Wednesday, November 08, 2006

missing him, missing myself...

i keep the windows shut, as much to keep the world out as to keep his smell in. the apartment, exactly as he left it, is slightly dusty, particles of dirt from the building site down the road somehow finding their way inside. its only been two weeks, but as i sit here in his space, i feel lonely.

why i long for someone so desperately, why i cannot be happy in my own company - this strikes me as both odd and tragic. indeed, the tragedy is laudable, as are my promises never to attach myself so physically and emotionally irredeemably, to someone else. i am not a limpet. and yet, as i sit here, looking at the eclectic mix of frequent flyer paraphernalia, usb keys and rollie papers on his coffee table, my body longs for him with a passionate pain that shocks me - i hadn't realised i'd fallen so hard for him till now.
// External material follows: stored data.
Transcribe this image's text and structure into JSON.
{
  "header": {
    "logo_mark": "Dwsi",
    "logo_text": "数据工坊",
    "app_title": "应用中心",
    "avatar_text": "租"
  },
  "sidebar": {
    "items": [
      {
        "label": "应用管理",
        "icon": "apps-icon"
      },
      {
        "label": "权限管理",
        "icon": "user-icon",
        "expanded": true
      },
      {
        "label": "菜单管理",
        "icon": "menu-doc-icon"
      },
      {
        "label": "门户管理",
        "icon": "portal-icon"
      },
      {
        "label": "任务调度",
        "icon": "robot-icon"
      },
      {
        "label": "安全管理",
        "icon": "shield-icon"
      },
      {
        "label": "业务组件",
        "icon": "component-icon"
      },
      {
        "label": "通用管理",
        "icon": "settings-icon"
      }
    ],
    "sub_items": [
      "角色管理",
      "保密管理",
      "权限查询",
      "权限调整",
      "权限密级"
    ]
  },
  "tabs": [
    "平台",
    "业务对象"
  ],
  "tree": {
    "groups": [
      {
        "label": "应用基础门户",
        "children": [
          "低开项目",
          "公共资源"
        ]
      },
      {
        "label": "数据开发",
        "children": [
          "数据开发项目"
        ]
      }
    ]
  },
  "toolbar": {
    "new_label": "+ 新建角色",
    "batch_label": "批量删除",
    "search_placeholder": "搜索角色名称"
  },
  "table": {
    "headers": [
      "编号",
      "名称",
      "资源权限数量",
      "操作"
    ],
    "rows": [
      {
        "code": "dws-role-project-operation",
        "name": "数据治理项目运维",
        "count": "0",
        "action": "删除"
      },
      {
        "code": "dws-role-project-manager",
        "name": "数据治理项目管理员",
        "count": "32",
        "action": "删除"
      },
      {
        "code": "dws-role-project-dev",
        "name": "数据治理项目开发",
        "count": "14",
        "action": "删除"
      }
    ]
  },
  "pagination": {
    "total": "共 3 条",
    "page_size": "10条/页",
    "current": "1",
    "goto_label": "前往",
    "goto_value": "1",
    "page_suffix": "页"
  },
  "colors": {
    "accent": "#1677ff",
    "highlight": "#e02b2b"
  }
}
part of my brain finally switches into gear and asks the inevitable 'why?'. i can't answer it. he's a beautiful boy, true, but how on earth he makes me feel this way and why i long for him so badly are questions to which the answers belong in a mystical land just like elves, gremlins and eskimos.

i open his fridge, and suddenly i grin. half an avocado, gone hard enough to break a window, languishes next to sour cream expiring over a month ago. tomatoes (at least, red furry blobs that smell like italian corpses) canker along with a leathery lettuce and another avocado that, when poked, oozes a mystery substance that looks like it belongs in a diaper.

i explore, relishing the freedom to poke into corners of his life i've not seen before. there isn't much i haven't - he's not a hoarder like me. its minimalistic - the random old cards and mail, a set of mint coins to celebrate his graduation. i didn't realise he graduated with honours. i feel so stupid. i should be studying. damn this blog.

as i give up, and go to bed in his unwashed sheets dressed in one of his shirts, i read his last sms again and a smile creeps onto my face. its nice to be in love.